I definitely have a hangup on students I teach saying something along the lines of “I don’t know how to get started on this, I asked GPT and…”. To be clear: We’re talking about higher-level university courses here, where GPT is, from my experience, unreliable at best and useless or misleading at worst. It makes me want to yell “What do you think?!?” I’ve been teaching at a University for some years, and there’s a huge shift in the past couple years regarding how willing students are to smack their head repeatedly against a problem until they figure it out. It seems like their first instinct when they don’t know something is to ask an LLM, and if that doesn’t work, to give up.
I honestly want shake a physical book at them (and sometimes do), and try to help them understand that actually looking up what they need in a reliable resource is an option. (Note: I’m not in the US, you get second hand course books for like 40 USD here that are absolutely great, to the point that I have a bunch myself that I use to look stuff up in my research).
Of course, the above doesn’t apply to all students, but there’s definitely been a major shift in the past couple years.

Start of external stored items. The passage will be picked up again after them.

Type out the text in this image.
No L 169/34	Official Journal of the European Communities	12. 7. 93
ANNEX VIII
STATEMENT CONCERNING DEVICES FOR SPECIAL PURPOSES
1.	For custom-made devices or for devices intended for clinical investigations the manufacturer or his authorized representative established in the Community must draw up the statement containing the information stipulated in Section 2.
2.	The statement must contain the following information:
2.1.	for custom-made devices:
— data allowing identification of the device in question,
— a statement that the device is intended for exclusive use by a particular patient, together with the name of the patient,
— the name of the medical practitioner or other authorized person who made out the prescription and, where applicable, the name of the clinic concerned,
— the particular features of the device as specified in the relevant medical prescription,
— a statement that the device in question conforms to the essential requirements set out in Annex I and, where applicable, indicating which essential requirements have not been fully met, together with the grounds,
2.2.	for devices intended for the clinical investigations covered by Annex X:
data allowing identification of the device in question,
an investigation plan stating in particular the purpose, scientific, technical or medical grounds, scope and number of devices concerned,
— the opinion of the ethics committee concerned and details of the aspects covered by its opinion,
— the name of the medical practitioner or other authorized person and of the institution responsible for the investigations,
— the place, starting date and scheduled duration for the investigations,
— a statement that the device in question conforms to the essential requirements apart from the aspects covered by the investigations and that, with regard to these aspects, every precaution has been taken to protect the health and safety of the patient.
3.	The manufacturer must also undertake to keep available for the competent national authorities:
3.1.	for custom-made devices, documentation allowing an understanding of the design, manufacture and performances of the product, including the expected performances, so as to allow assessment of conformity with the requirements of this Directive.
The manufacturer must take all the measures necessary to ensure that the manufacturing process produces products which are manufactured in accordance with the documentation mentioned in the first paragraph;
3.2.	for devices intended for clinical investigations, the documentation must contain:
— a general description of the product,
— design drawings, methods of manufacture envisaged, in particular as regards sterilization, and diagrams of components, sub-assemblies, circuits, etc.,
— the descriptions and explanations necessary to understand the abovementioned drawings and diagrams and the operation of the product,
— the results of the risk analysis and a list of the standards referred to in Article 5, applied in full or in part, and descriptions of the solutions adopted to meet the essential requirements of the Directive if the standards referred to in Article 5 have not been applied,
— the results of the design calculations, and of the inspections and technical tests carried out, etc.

I want to fill in on the fact that any journal can end up publishing garbage science if someone is able to dupe the reviewers. This means that no matter what journal you’re reading, you need to read science critically. Sensational claims require sensational evidence, and ideally any work should be 100% reproducible based on the information given in the article.
Depending on the field, you can also often get a good indicator by investigating the authors of the article (checking out the last author first is a good tip). This mostly applies to very recent research where looking at citations is a poor indicator of quality, but where research is often dominated by a few reputable research groups around the world.
For older research, looking at how often the article has been cited, by whom, and why, can give you a very good indicator of the quality of the research. Solid research is often built upon later, while garbage is often refuted and then abandoned.
Of course, none of the above is infallible, but if you read critically to ensure the research makes sense, find that it originates from a reputable group, and see that others have based newer research on it, it’s probably trustworthy. After a while you start building up an impression of the most important names and journals in the field, but that requires reading quite a few articles and noticing which names and journals repeatedly show up.